Amanda also gave out some funny awards, like the ‘Hardest Day’ award to the player who’d lost the most, and the ‘Highest Scoring Non-Bingo Word’ award.

When I thought she was finished, I stood up to stretch my legs. But she wasn’t.

‘I also have a couple of special prizes to give out,’ she said. ‘The first one is for the “Most Promising Newcomer.” And I think everyone in the West Side Scrabble Club will agree when I say that this award goes most deservedly to Ambrose Bukowski, age twelve and three-quarters.’
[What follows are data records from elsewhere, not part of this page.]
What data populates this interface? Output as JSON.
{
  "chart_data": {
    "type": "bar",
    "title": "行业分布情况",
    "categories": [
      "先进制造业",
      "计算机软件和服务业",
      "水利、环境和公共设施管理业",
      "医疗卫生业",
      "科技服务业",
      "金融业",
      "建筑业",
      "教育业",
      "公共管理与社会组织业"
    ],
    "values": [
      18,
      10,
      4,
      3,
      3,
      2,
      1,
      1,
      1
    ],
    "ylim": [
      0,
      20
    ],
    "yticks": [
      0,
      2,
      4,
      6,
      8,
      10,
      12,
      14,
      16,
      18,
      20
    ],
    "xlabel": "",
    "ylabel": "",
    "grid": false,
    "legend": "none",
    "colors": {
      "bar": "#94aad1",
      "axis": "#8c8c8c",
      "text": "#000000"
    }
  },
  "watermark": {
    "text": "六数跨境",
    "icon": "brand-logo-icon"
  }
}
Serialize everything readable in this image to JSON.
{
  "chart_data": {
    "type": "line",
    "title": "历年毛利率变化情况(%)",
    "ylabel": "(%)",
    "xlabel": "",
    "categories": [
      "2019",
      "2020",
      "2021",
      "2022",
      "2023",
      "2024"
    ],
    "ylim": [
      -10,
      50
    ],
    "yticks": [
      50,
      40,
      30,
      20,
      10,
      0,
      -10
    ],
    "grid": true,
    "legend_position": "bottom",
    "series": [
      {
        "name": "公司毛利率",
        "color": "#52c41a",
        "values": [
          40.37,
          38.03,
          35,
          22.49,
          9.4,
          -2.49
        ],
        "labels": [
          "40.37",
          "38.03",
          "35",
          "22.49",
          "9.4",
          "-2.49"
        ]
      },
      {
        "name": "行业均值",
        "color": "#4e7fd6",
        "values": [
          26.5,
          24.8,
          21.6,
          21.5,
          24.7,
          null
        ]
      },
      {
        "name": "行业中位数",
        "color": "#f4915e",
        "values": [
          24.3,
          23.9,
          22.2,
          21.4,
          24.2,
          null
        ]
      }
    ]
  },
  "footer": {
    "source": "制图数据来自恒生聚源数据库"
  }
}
The West Side Scrabble Club members all started to clap loudly. Me, I didn’t do anything; I stood frozen to the spot. Joan, who was sitting beside me, gave me a friendly nudge, and Cosmo whistled through his fingers from across the gym.

I barely remember the long walk up to Amanda at the front. It felt like I was trudging through molasses, or mud, and my legs were numb and there was a ringing in my ears. She handed me a trophy. It had a wooden base, on which sat a little silver cup. A brass plaque read MOST PROMISING NEWCOMER, VANCOUVER SCRABBLE TOURNAMENT, AMBROSE BUKOWSKI. The print was small so they could fit it all onto the plaque.

I had never won anything in my entire life. It felt like a great big rubber ball was rising up in my throat.

‘Thank you,’ I whispered. Then I ran from the gym, my legs working just fine again. I dashed into the men’s washroom and locked myself into a stall and burst into tears.